3133 - 3-Bromopyruvate in Combination with Radiation Inhibits Pancreatic Tumor Growth by Suppressing Hexokinase II (HK2) Enzyme of Aerobic Glycolysis

Purpose/Objective(s): Pancreatic cancer (PC) is the fourth-most-deadly cancer in the United States. The majority of patients with locally advanced PC undergo chemoradiation therapy (CRT). However, current treatments are inadequate, and novel strategies are desperately required. 3-Bromopyruvate (3-BP) is a promising drug against pancreatic cancer which exerts potent anticancer effects by inhibiting hexokinase II enzyme (HK2) of the glycolytic pathway of cancer cells while not affecting the normal cells. 3-BP in combination with radiation is a promising modality to treat locally advanced PC.

Materials/Methods: Two human pancreatic cancer cell lines mia-paca2 and Panc1 were used. The cells were treated with 3BP for 12 hours and cell viability was measured using MTS and cellular ATP. Apoptosis and ROS production were measured using Annexin -V and DHE, respectively. Western blots were performed using antibodies against phospho-S552 beta catenin, c-Myc, MCT-1, ß-actin and IHC staining were performed using specific HK2 antibodies. The mRNA of HK2, MCT-1 and ß-actin were quantified by real time qRT-PCR. The interaction of ß-catenin and HK2 was detected by co-IP. The mouse tumor xenograft was created by subcutaneously injecting Panc-1 cells in nude mice and tumor was treated with 3-BP and RT. The tumor tissues were also electron micrographed for detecting mitochondrial damage. The TCGA data analysis of pancreatic cancer patients were performed using CBIOPORTAL genomic database.

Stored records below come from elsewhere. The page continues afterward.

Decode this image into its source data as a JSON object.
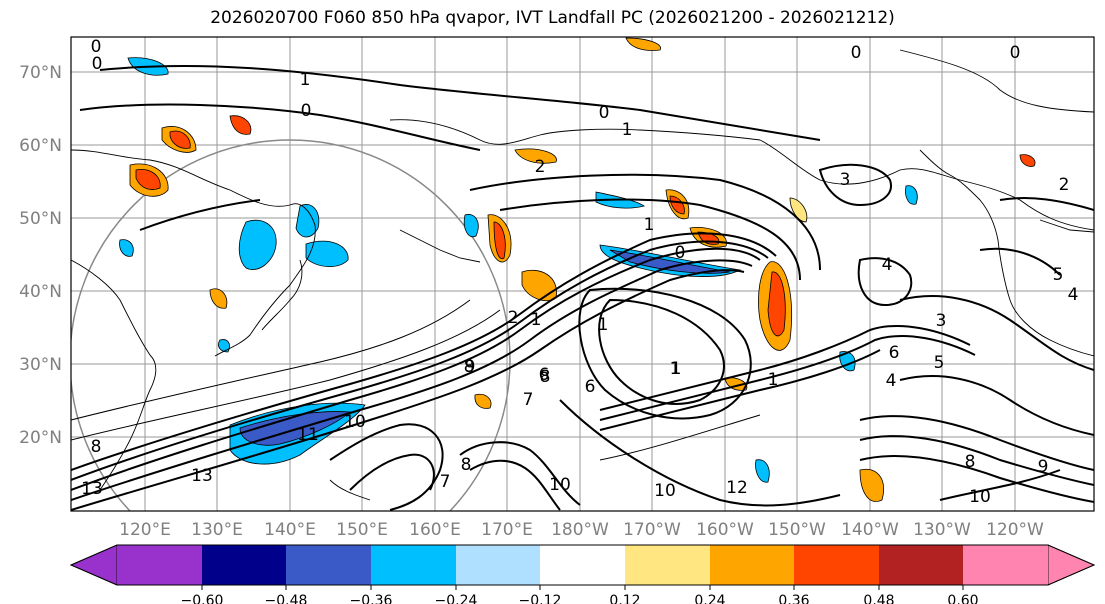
{
  "title": "2026020700 F060 850 hPa qvapor, IVT Landfall PC (2026021200 - 2026021212)",
  "latitude_labels": [
    "70°N",
    "60°N",
    "50°N",
    "40°N",
    "30°N",
    "20°N"
  ],
  "longitude_labels": [
    "120°E",
    "130°E",
    "140°E",
    "150°E",
    "160°E",
    "170°E",
    "180°W",
    "170°W",
    "160°W",
    "150°W",
    "140°W",
    "130°W",
    "120°W"
  ],
  "colorbar": {
    "colors": [
      "#9932CC",
      "#00008B",
      "#3A5BC7",
      "#00BFFF",
      "#B0E0FF",
      "#FFFFFF",
      "#FFE680",
      "#FFA500",
      "#FF4500",
      "#B22222",
      "#FF85B0"
    ],
    "tick_labels": [
      "−0.60",
      "−0.48",
      "−0.36",
      "−0.24",
      "−0.12",
      "0.12",
      "0.24",
      "0.36",
      "0.48",
      "0.60"
    ]
  },
  "contour_labels": [
    "0",
    "0",
    "1",
    "0",
    "0",
    "1",
    "2",
    "3",
    "1",
    "0",
    "2",
    "1",
    "7",
    "1",
    "6",
    "8",
    "10",
    "11",
    "13",
    "13",
    "8",
    "7",
    "10",
    "10",
    "12",
    "8",
    "10",
    "8",
    "4",
    "3",
    "5",
    "4",
    "5",
    "2",
    "4",
    "6",
    "1",
    "0",
    "0",
    "9",
    "1",
    "9",
    "1",
    "6",
    "8"
  ]
}
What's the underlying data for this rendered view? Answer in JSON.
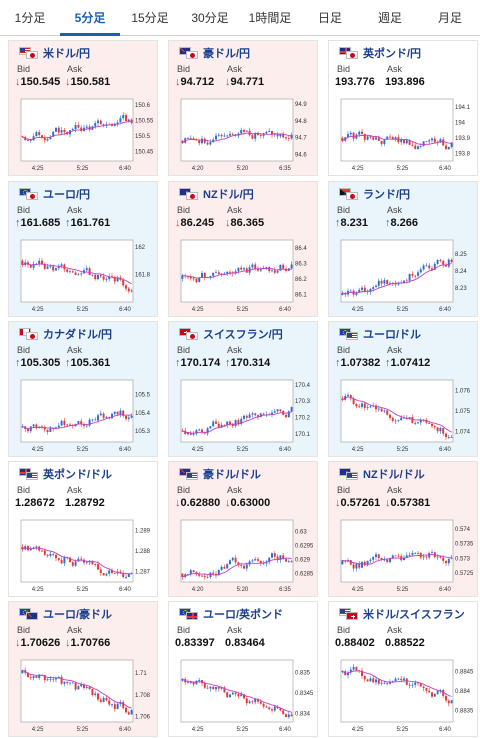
{
  "tabs": [
    {
      "label": "1分足",
      "active": false
    },
    {
      "label": "5分足",
      "active": true
    },
    {
      "label": "15分足",
      "active": false
    },
    {
      "label": "30分足",
      "active": false
    },
    {
      "label": "1時間足",
      "active": false
    },
    {
      "label": "日足",
      "active": false
    },
    {
      "label": "週足",
      "active": false
    },
    {
      "label": "月足",
      "active": false
    }
  ],
  "labels": {
    "bid": "Bid",
    "ask": "Ask"
  },
  "colors": {
    "up_candle": "#2b6fd6",
    "down_candle": "#e53935",
    "ma": "#c53ec4",
    "bid_down": "#d23c3c",
    "bid_up": "#2f6fc0"
  },
  "pairs": [
    {
      "name": "米ドル/円",
      "flags": [
        "us",
        "jp"
      ],
      "dir": "down",
      "bid": "150.545",
      "ask": "150.581",
      "chart_data": {
        "type": "candlestick",
        "x_ticks": [
          "4:25",
          "5:25",
          "6:40"
        ],
        "y_ticks": [
          "150.6",
          "150.55",
          "150.5",
          "150.45"
        ],
        "ylim": [
          150.42,
          150.62
        ],
        "close_start": 150.5,
        "close_end": 150.55,
        "n": 40
      }
    },
    {
      "name": "豪ドル/円",
      "flags": [
        "au",
        "jp"
      ],
      "dir": "down",
      "bid": "94.712",
      "ask": "94.771",
      "chart_data": {
        "type": "candlestick",
        "x_ticks": [
          "4:20",
          "5:20",
          "6:35"
        ],
        "y_ticks": [
          "94.9",
          "94.8",
          "94.7",
          "94.6"
        ],
        "ylim": [
          94.56,
          94.93
        ],
        "close_start": 94.68,
        "close_end": 94.75,
        "n": 40
      }
    },
    {
      "name": "英ポンド/円",
      "flags": [
        "gb",
        "jp"
      ],
      "dir": "flat",
      "bid": "193.776",
      "ask": "193.896",
      "chart_data": {
        "type": "candlestick",
        "x_ticks": [
          "4:25",
          "5:25",
          "6:40"
        ],
        "y_ticks": [
          "194.1",
          "194",
          "193.9",
          "193.8"
        ],
        "ylim": [
          193.75,
          194.15
        ],
        "close_start": 193.9,
        "close_end": 193.85,
        "n": 40
      }
    },
    {
      "name": "ユーロ/円",
      "flags": [
        "eu",
        "jp"
      ],
      "dir": "up",
      "bid": "161.685",
      "ask": "161.761",
      "chart_data": {
        "type": "candlestick",
        "x_ticks": [
          "4:25",
          "5:25",
          "6:40"
        ],
        "y_ticks": [
          "162",
          "161.8"
        ],
        "ylim": [
          161.6,
          162.05
        ],
        "close_start": 161.9,
        "close_end": 161.72,
        "n": 40
      }
    },
    {
      "name": "NZドル/円",
      "flags": [
        "nz",
        "jp"
      ],
      "dir": "down",
      "bid": "86.245",
      "ask": "86.365",
      "chart_data": {
        "type": "candlestick",
        "x_ticks": [
          "4:25",
          "5:25",
          "6:40"
        ],
        "y_ticks": [
          "86.4",
          "86.3",
          "86.2",
          "86.1"
        ],
        "ylim": [
          86.05,
          86.45
        ],
        "close_start": 86.2,
        "close_end": 86.3,
        "n": 40
      }
    },
    {
      "name": "ランド/円",
      "flags": [
        "za",
        "jp"
      ],
      "dir": "up",
      "bid": "8.231",
      "ask": "8.266",
      "chart_data": {
        "type": "candlestick",
        "x_ticks": [
          "4:25",
          "5:25",
          "6:40"
        ],
        "y_ticks": [
          "8.25",
          "8.24",
          "8.23"
        ],
        "ylim": [
          8.222,
          8.258
        ],
        "close_start": 8.226,
        "close_end": 8.248,
        "n": 40
      }
    },
    {
      "name": "カナダドル/円",
      "flags": [
        "ca",
        "jp"
      ],
      "dir": "up",
      "bid": "105.305",
      "ask": "105.361",
      "chart_data": {
        "type": "candlestick",
        "x_ticks": [
          "4:25",
          "5:25",
          "6:40"
        ],
        "y_ticks": [
          "105.5",
          "105.4",
          "105.3"
        ],
        "ylim": [
          105.24,
          105.58
        ],
        "close_start": 105.32,
        "close_end": 105.4,
        "n": 40
      }
    },
    {
      "name": "スイスフラン/円",
      "flags": [
        "ch",
        "jp"
      ],
      "dir": "up",
      "bid": "170.174",
      "ask": "170.314",
      "chart_data": {
        "type": "candlestick",
        "x_ticks": [
          "4:25",
          "5:25",
          "6:40"
        ],
        "y_ticks": [
          "170.4",
          "170.3",
          "170.2",
          "170.1"
        ],
        "ylim": [
          170.05,
          170.43
        ],
        "close_start": 170.12,
        "close_end": 170.25,
        "n": 40
      }
    },
    {
      "name": "ユーロ/ドル",
      "flags": [
        "eu",
        "us"
      ],
      "dir": "up",
      "bid": "1.07382",
      "ask": "1.07412",
      "chart_data": {
        "type": "candlestick",
        "x_ticks": [
          "4:25",
          "5:25",
          "6:40"
        ],
        "y_ticks": [
          "1.076",
          "1.075",
          "1.074"
        ],
        "ylim": [
          1.0735,
          1.0765
        ],
        "close_start": 1.0756,
        "close_end": 1.0738,
        "n": 40
      }
    },
    {
      "name": "英ポンド/ドル",
      "flags": [
        "gb",
        "us"
      ],
      "dir": "flat",
      "bid": "1.28672",
      "ask": "1.28792",
      "chart_data": {
        "type": "candlestick",
        "x_ticks": [
          "4:25",
          "5:25",
          "6:40"
        ],
        "y_ticks": [
          "1.289",
          "1.288",
          "1.287"
        ],
        "ylim": [
          1.2865,
          1.2895
        ],
        "close_start": 1.2882,
        "close_end": 1.2868,
        "n": 40
      }
    },
    {
      "name": "豪ドル/ドル",
      "flags": [
        "au",
        "us"
      ],
      "dir": "down",
      "bid": "0.62880",
      "ask": "0.63000",
      "chart_data": {
        "type": "candlestick",
        "x_ticks": [
          "4:20",
          "5:20",
          "6:35"
        ],
        "y_ticks": [
          "0.63",
          "0.6295",
          "0.629",
          "0.6285"
        ],
        "ylim": [
          0.6282,
          0.6304
        ],
        "close_start": 0.6285,
        "close_end": 0.6292,
        "n": 40
      }
    },
    {
      "name": "NZドル/ドル",
      "flags": [
        "nz",
        "us"
      ],
      "dir": "down",
      "bid": "0.57261",
      "ask": "0.57381",
      "chart_data": {
        "type": "candlestick",
        "x_ticks": [
          "4:25",
          "5:25",
          "6:40"
        ],
        "y_ticks": [
          "0.574",
          "0.5735",
          "0.573",
          "0.5725"
        ],
        "ylim": [
          0.5722,
          0.5743
        ],
        "close_start": 0.5728,
        "close_end": 0.5731,
        "n": 40
      }
    },
    {
      "name": "ユーロ/豪ドル",
      "flags": [
        "eu",
        "au"
      ],
      "dir": "down",
      "bid": "1.70626",
      "ask": "1.70766",
      "chart_data": {
        "type": "candlestick",
        "x_ticks": [
          "4:25",
          "5:25",
          "6:40"
        ],
        "y_ticks": [
          "1.71",
          "1.708",
          "1.706"
        ],
        "ylim": [
          1.7055,
          1.7112
        ],
        "close_start": 1.71,
        "close_end": 1.7065,
        "n": 40
      }
    },
    {
      "name": "ユーロ/英ポンド",
      "flags": [
        "eu",
        "gb"
      ],
      "dir": "flat",
      "bid": "0.83397",
      "ask": "0.83464",
      "chart_data": {
        "type": "candlestick",
        "x_ticks": [
          "4:25",
          "5:25",
          "6:40"
        ],
        "y_ticks": [
          "0.835",
          "0.8345",
          "0.834"
        ],
        "ylim": [
          0.8338,
          0.8353
        ],
        "close_start": 0.8348,
        "close_end": 0.834,
        "n": 40
      }
    },
    {
      "name": "米ドル/スイスフラン",
      "flags": [
        "us",
        "ch"
      ],
      "dir": "flat",
      "bid": "0.88402",
      "ask": "0.88522",
      "chart_data": {
        "type": "candlestick",
        "x_ticks": [
          "4:25",
          "5:25",
          "6:40"
        ],
        "y_ticks": [
          "0.8845",
          "0.884",
          "0.8835"
        ],
        "ylim": [
          0.8832,
          0.8848
        ],
        "close_start": 0.8845,
        "close_end": 0.8838,
        "n": 40
      }
    }
  ]
}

Results: We investigated the mechanism of 3-BP in MIA PaCa-2 and Panc-1 cells, and we observed inhibition of Hexokinase II (HK2) enzyme of aerobic glycolytic pathway when treated with 100 uM of 3-BP. We also observed inhibition in phosphorylation of ß-catenin at S552, responsible for translocating ß-catenin from cytoplasm to the nucleus and transcribing other downstream genes including c-Myc for tumor growth. We also observed inhibition in the MCT1 expression which is responsible for transporting 3-BP into the cell which also exports lactate out of tumor cells making TME more acidic. The Co-IP data showed inhibition in HKII interaction with ß-catenin. Notably, 3-BP with RT significantly enhanced the radiation-induced G2/M cell cycle arrest (RT only 25.1% vs 3 BP+RT at 37.8%). We also observed significant ROS production in MIA PaCa-2 and Panc-1 cells treated with combination of 3-BP and RT. The combination of 3 BP with RT inhibited tumor growth in nude mice. We treated tumor bearing animlas with 10 mg/kg of 3-BP and 2 Gy RT twice a week for 4 weeks. We observed significant inhibition in tumor growth in animals treated with combination as compared to individual treatment of 3-BP or RT alone. There was substantial damage to mitochondria in treated tumor tissues. The TCGA data analysis showed alteration of HK2 gene in pancreatic cancer patients also linked to worst prognosis than the unaltered group.

Conclusion: 3-BP in combination with RT exhibited significant inhibition of pancreatic tumor growth in animals with no apparent toxicity.